Throughout the course of the hearing it became OVERWHELMINGLY clear that the science surrounding the status of the polar bear is unequivocal. The threats posed to this great creature are tangible, quantifiable and ever increasing as we emit more global warming pollution each day. Congressman Inslee (D-WA) put it the best when he said that the polar bear is the largest canary in the largest coal mine regarding the future of our planet. And it is only with willful ignorance and habitual arrogance that we choose to ignore science for a temporary oil fix from the newly opened northern seas. Not only is drilling in the Chukchi Sea devastating for wildlife, it does nothing to help us move away from our addiction to oil.
Randall Luthi, Director of the Minerals Management Service, spoke in defense of the Chukchi Sea oil and gas lease sale, and Dale Hall, Director of US FWS, spoke in defense of the decision delay. Mr. Hall's own agency received scientific reports which concluded that two-thirds of the polar bears would disappear because of shrinking sea ice by mid-century if steps are not taken to curtail global warming. What additional science does Mr. Hall require, when making the decision about the polar bear? These men offered weak testimony, and attempted to dodge every single direct question posed to them by Congressmen, including questions of oil spill risk and whether the leases would really just be another handoff to the oil and gas industry. Hall further declined to offer Markey any assurance that the decision on whether to list the bear under the Endangered Species Act will occur before the scheduled oil & gas lease sales.

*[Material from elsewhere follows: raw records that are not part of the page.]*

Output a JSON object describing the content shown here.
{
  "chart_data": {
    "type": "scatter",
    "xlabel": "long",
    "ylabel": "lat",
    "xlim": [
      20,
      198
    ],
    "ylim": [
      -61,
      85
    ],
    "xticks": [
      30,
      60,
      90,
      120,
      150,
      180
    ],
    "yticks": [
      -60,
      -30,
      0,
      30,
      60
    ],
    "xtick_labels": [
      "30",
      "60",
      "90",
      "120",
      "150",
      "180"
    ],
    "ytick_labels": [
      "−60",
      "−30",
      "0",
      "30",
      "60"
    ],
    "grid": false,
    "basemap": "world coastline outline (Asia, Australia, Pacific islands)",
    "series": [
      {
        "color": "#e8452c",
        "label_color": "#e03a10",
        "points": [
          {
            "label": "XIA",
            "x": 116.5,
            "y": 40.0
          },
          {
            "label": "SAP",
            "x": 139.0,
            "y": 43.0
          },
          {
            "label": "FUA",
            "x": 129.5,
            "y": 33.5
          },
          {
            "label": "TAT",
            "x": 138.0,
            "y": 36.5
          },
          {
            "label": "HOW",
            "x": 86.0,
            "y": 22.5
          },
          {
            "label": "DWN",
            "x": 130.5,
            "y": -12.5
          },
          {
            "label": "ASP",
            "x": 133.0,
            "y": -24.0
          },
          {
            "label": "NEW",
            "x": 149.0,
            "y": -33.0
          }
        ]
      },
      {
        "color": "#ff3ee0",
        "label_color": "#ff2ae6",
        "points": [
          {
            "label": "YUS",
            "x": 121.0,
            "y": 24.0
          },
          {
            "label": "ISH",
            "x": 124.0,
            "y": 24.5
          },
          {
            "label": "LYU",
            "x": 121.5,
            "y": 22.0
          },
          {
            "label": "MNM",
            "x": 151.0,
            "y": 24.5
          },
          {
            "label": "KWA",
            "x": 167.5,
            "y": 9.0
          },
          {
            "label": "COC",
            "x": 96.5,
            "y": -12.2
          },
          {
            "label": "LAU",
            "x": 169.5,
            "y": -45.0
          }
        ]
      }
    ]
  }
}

The Department of the Interior is currently allowing our hunger and thirst for oil to surpass all other forms of human value. Dirk Kempthorne - the Secretary of the Interior - has the worst record in history regarding listing species as endangered; he has gone more than 617 days without designating an endangered species, longer than any previous Secretary. His lack of action is not due to a lack of species' needs.
Congressman Markey stated that he will be introducing legislation to delay the Chukchi Sea lease sale until after a decision regarding the polar bear is made...
The bottom line is that Dirk Kempthorne has the power to postpone the oil and gas lease sale decision until after Mr. Hall makes his decision regarding the polar bear. He needs to do this, and he will only do this if enough public attention, and pressure is applied. So please speak up!